A previously healthy 23-year-old male patient presented with a brown spot on his forehead, first noticed at the age of 13, with no reported changes in the previous years. A sharply well-circumscribed 60 × 30 mm light brown patch on the right forehead with no hypertrichosis was noted (Fig. 1A). There was no firmness, palpable mass, or tenderness on palpation. Dermoscopy revealed a homogeneous melanocytic lesion with a faint reticular pattern and perifollicular hypopigmentation (Figs. 1B and 1C). Histopathological examination showed acanthosis and increased pigmentation in the basal layer of the epidermis. Based on clinical, dermoscopic, and histological findings, Becker's melanosis was diagnosed. Laser therapy was offered; however, the patient refused. Becker's melanosis, also known as Becker's nevus, is a relatively common benign cutaneous hamartoma with epidermal or dermal elements¹. It is clinically characterized by well-circumscribed, unilateral, acquired hyperpigmentation, usually first noticed around puberty and more prevalent in males². Although it is most frequently seen in the shoulder, scapular area, and upper extremity, it can be seen anywhere². When Becker melanosis is referred to as Becker nevus syndrome, it may occasionally be linked to developmental abnormalities like ipsilateral breast hypoplasia, extra nipples, aplasia of the pectoralis major muscle, and other musculoskeletal and spine abnormalities³. The differential diagnosis of Becker melanosis includes congenital melanocytic nevus, congenital smooth muscle hamartoma, plexiform neurofibroma, post-inflammatory hyperpigmentation, and café-au-lait macules²,⁴. Diagnosis is mainly clinical; however, a skin biopsy can be helpful to support the diagnosis of Becker's melanosis, mainly when dealing with atypical presentations.

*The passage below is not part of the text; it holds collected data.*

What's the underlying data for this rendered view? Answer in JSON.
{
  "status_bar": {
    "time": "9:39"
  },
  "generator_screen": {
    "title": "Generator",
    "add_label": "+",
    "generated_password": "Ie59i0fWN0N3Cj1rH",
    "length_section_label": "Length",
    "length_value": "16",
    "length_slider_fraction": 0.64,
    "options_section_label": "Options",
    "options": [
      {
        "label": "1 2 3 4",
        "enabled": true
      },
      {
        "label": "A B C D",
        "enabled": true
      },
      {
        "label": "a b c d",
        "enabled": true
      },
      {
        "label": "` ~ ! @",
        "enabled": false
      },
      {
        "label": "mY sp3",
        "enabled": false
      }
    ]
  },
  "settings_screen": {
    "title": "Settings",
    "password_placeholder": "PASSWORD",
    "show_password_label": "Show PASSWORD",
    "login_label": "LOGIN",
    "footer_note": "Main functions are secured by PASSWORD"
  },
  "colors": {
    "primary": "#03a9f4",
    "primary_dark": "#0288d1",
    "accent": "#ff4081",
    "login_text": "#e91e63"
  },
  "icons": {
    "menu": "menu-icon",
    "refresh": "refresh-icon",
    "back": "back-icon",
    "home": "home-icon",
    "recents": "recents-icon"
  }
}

Figure 1 A: a sharply circumscribed 60 × 30 mm light brown patch on the right forehead. B and C: dermoscopy (dermlite DL4 polarized mode) showed a faint reticular pattern of pigmentation, perifollicular hypopigmentation, and a sharply demarcated unstructured white area (biopsy site). 

Facial Becker nevus is not widespread and hypertrichosis does not always accompany it. There is a need for larger studies on whether this case is associated with any anomaly and its prevalence. The purpose of reporting our case is to remind and emphasize that Becker's nevus may be outside of the usual areas and should be kept in mind in the differential diagnosis of hyperpigmented, sharply demarcated spots on the face.